The Israeli-Palestinian Conflict
Presenter – Dr. Paul Chamberlain, PhD
It is widely believed that the most practical solution to the Israel-Palestinian conflict is a two-state solution. Israeli hardliners would argue that the reason this has not come about is because of Arab rejectionism. Palestinians would counter this by pointing to the number of Jewish settlers now living on the West Bank as proof of Israel’s own rejectionism. Israeli hardliners would simply reply that the only reason they populated the ‘Palestinian Territories’ at all was to ensure their security, noting that if there was no Arab rejectionism to begin with the Palestinians could have had a state 60 years ago. Palestinians would then point out that Palestine should not have been partitioned in the first place! Both sides have a compelling argument to support their position, but a successful endgame will only be achieved if massive compromises are made by both parties. Unfortunately, neither side has ever been willing to make the sacrifices necessary to make these compromises a reality, although each side uses its spin doctors to blame the other for failure. It remains to be seen if the recent decision to recognize Palestine as a Non-voting Member of the UN will untie the Gordian knot. Of interest to secular humanists is that one of the roots of the Israeli-Palestinian conflict is religious extremism, an ideology that tends to regard compromise in its beliefs as anathema. The proliferation of nuclear weapons in the Middle East only fuels the eschatological tension.
- What are the roots of the Israeli-Palestinian conflict?
- What solutions have been proposed in the past?
- Why did the Oslo Accords fail?
- What part do Christian Fundamentalists play?
- Why does Israel need to be on the West Bank?
- Will a resolution to this conflict put an end to violence in the Middle East?
- How might the Arab Spring impact the peace process?
- What should Canada’s role be in promoting peace?
- Why does America provide so much financial support to Israel?
- How does the recent decision to admit Palestine to the UN as a
Non-Voting Member change the conflict?
- How might the proliferation of nuclear technology change the dynamics of the region?
- What solutions seem to offer the best prospects for a lasting peace?
Dr.
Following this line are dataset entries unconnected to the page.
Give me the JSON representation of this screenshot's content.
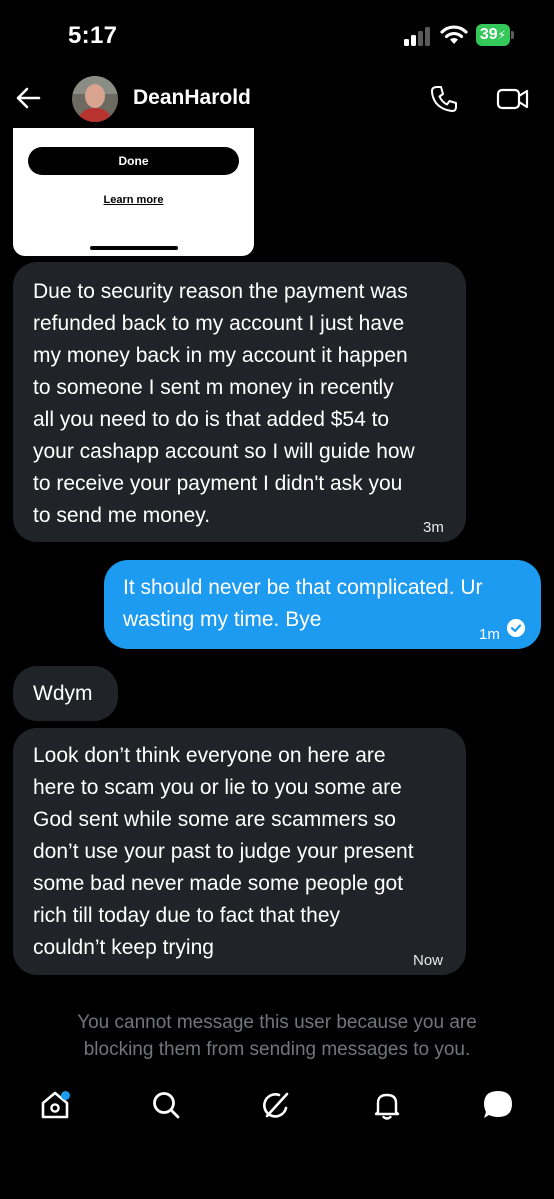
{
  "status_bar": {
    "time": "5:17",
    "battery": "39"
  },
  "conversation": {
    "contact_name": "DeanHarold"
  },
  "card": {
    "button_label": "Done",
    "link_label": "Learn more"
  },
  "messages": [
    {
      "direction": "in",
      "lines": [
        "Due to security reason the payment was",
        "refunded back to my account I just have",
        "my money back in my account it happen",
        "to someone I sent m money in recently",
        "all you need to do is that added $54 to",
        "your cashapp account so I will guide how",
        "to receive your payment I didn't ask you",
        "to send me money."
      ],
      "time": "3m"
    },
    {
      "direction": "out",
      "lines": [
        "It should never be that complicated. Ur",
        "wasting my time. Bye"
      ],
      "time": "1m"
    },
    {
      "direction": "in",
      "lines": [
        "Wdym"
      ],
      "time": ""
    },
    {
      "direction": "in",
      "lines": [
        "Look don’t think everyone on here are",
        "here to scam you or lie to you some are",
        "God sent while some are scammers so",
        "don’t use your past to judge your present",
        "some bad never made some people got",
        "rich till today due to fact that they",
        "couldn’t keep trying"
      ],
      "time": "Now"
    }
  ],
  "notice": {
    "line1": "You cannot message this user because you are",
    "line2": "blocking them from sending messages to you."
  },
  "icons": {
    "back": "arrow-left-icon",
    "phone": "phone-icon",
    "video": "video-camera-icon",
    "home": "home-icon",
    "search": "search-icon",
    "grok": "grok-icon",
    "notifications": "bell-icon",
    "messages": "chat-bubble-icon"
  },
  "colors": {
    "accent": "#1d9bf0",
    "incoming_bubble": "#202327",
    "battery": "#34c759"
  }
}
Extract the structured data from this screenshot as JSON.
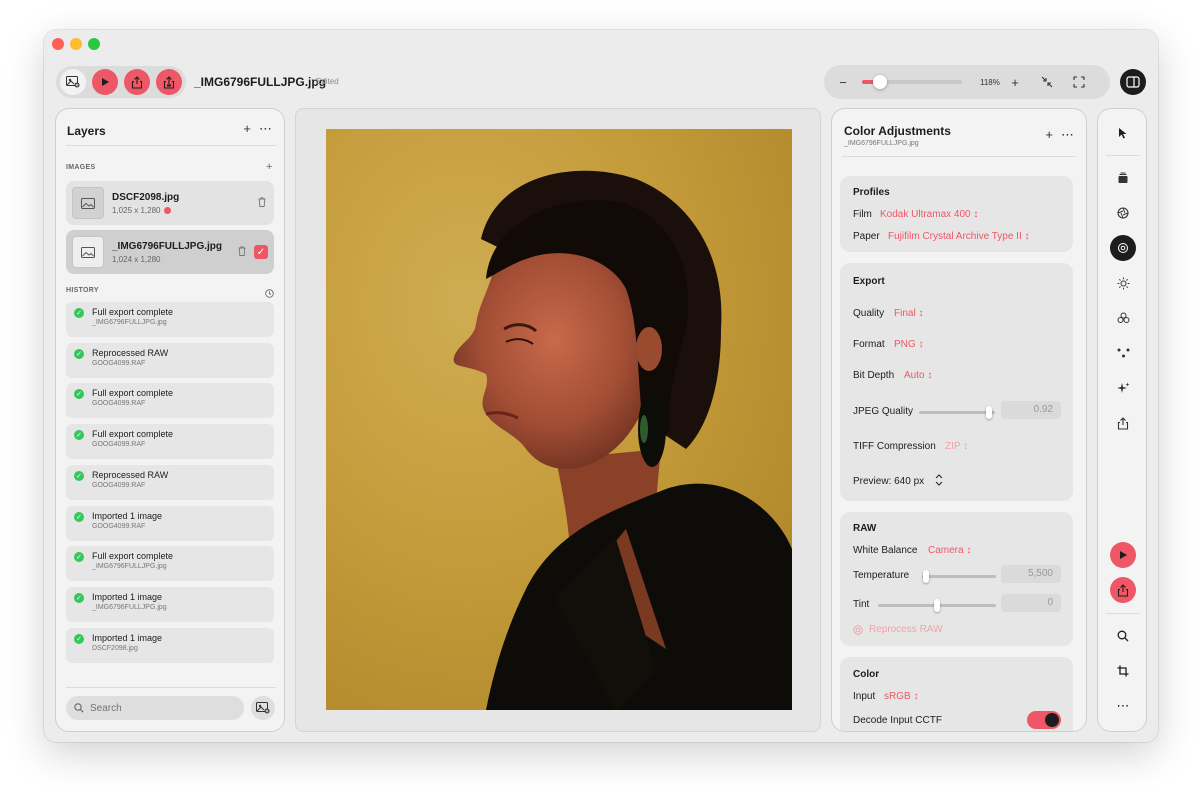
{
  "toolbar": {
    "file_name": "_IMG6796FULLJPG.jpg",
    "status": "Edited",
    "icons": [
      "image-add-icon",
      "play-icon",
      "share-icon",
      "export-icon"
    ]
  },
  "zoom": {
    "value_label": "118%",
    "level": 0.18,
    "icons": [
      "minus-icon",
      "plus-icon",
      "collapse-icon",
      "fullscreen-icon",
      "sidebar-toggle-icon"
    ]
  },
  "layers": {
    "title": "Layers",
    "images_label": "IMAGES",
    "images": [
      {
        "name": "DSCF2098.jpg",
        "size": "1,025 x 1,280",
        "warning": true,
        "selected": false
      },
      {
        "name": "_IMG6796FULLJPG.jpg",
        "size": "1,024 x 1,280",
        "warning": false,
        "selected": true
      }
    ],
    "history_label": "HISTORY",
    "history": [
      {
        "title": "Full export complete",
        "file": "_IMG6796FULLJPG.jpg"
      },
      {
        "title": "Reprocessed RAW",
        "file": "GOOG4099.RAF"
      },
      {
        "title": "Full export complete",
        "file": "GOOG4099.RAF"
      },
      {
        "title": "Full export complete",
        "file": "GOOG4099.RAF"
      },
      {
        "title": "Reprocessed RAW",
        "file": "GOOG4099.RAF"
      },
      {
        "title": "Imported 1 image",
        "file": "GOOG4099.RAF"
      },
      {
        "title": "Full export complete",
        "file": "_IMG6796FULLJPG.jpg"
      },
      {
        "title": "Imported 1 image",
        "file": "_IMG6796FULLJPG.jpg"
      },
      {
        "title": "Imported 1 image",
        "file": "DSCF2098.jpg"
      }
    ],
    "search_placeholder": "Search"
  },
  "adjust": {
    "title": "Color Adjustments",
    "subtitle": "_IMG6796FULLJPG.jpg",
    "profiles": {
      "title": "Profiles",
      "film_label": "Film",
      "film_value": "Kodak Ultramax 400 ↕",
      "paper_label": "Paper",
      "paper_value": "Fujifilm Crystal Archive Type II ↕"
    },
    "export": {
      "title": "Export",
      "quality_label": "Quality",
      "quality_value": "Final ↕",
      "format_label": "Format",
      "format_value": "PNG ↕",
      "bitdepth_label": "Bit Depth",
      "bitdepth_value": "Auto ↕",
      "jpeg_label": "JPEG Quality",
      "jpeg_value": "0.92",
      "jpeg_level": 0.92,
      "tiff_label": "TIFF Compression",
      "tiff_value": "ZIP ↕",
      "preview_label": "Preview: 640 px"
    },
    "raw": {
      "title": "RAW",
      "wb_label": "White Balance",
      "wb_value": "Camera ↕",
      "temp_label": "Temperature",
      "temp_value": "5,500",
      "temp_level": 0.05,
      "tint_label": "Tint",
      "tint_value": "0",
      "tint_level": 0.5,
      "reprocess_label": "Reprocess RAW"
    },
    "color": {
      "title": "Color",
      "input_label": "Input",
      "input_value": "sRGB ↕",
      "decode_label": "Decode Input CCTF",
      "decode_on": true
    }
  },
  "colors": {
    "accent": "#ee5766",
    "success": "#34c759",
    "dark": "#1d1d1f"
  },
  "rail_icons": [
    "pointer-icon",
    "stack-icon",
    "aperture-icon",
    "film-icon",
    "sun-icon",
    "circles-icon",
    "nodes-icon",
    "sparkle-icon",
    "share-icon",
    "play-icon",
    "export-icon",
    "search-icon",
    "crop-icon",
    "more-icon"
  ]
}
Paul G. Chamberlain is a historical geographer who has taught in Continuing Studies at the University of Victoria for 21 years; for the past ten years he has focused almost exclusively on the Middle East. Paul spent his childhood in Kuwait, and over the last decade has traveled extensively in Turkey, Syria, Lebanon, Israel, the West Bank, Jordan, Egypt, Sudan and Yemen. He was invited to Iran in 2008 by the University of Tehran and traveled throughout the country. His interests range from archaeology and history to comparative religion and current events. He has studied at the University of Victoria, the University of Manitoba and was a scholar in residence at Cambridge in 1992. He has published research in regional, national and international academic journals on a variety of topics, and has written several articles in newspapers on Middle East affairs, as well as giving a live radio interview.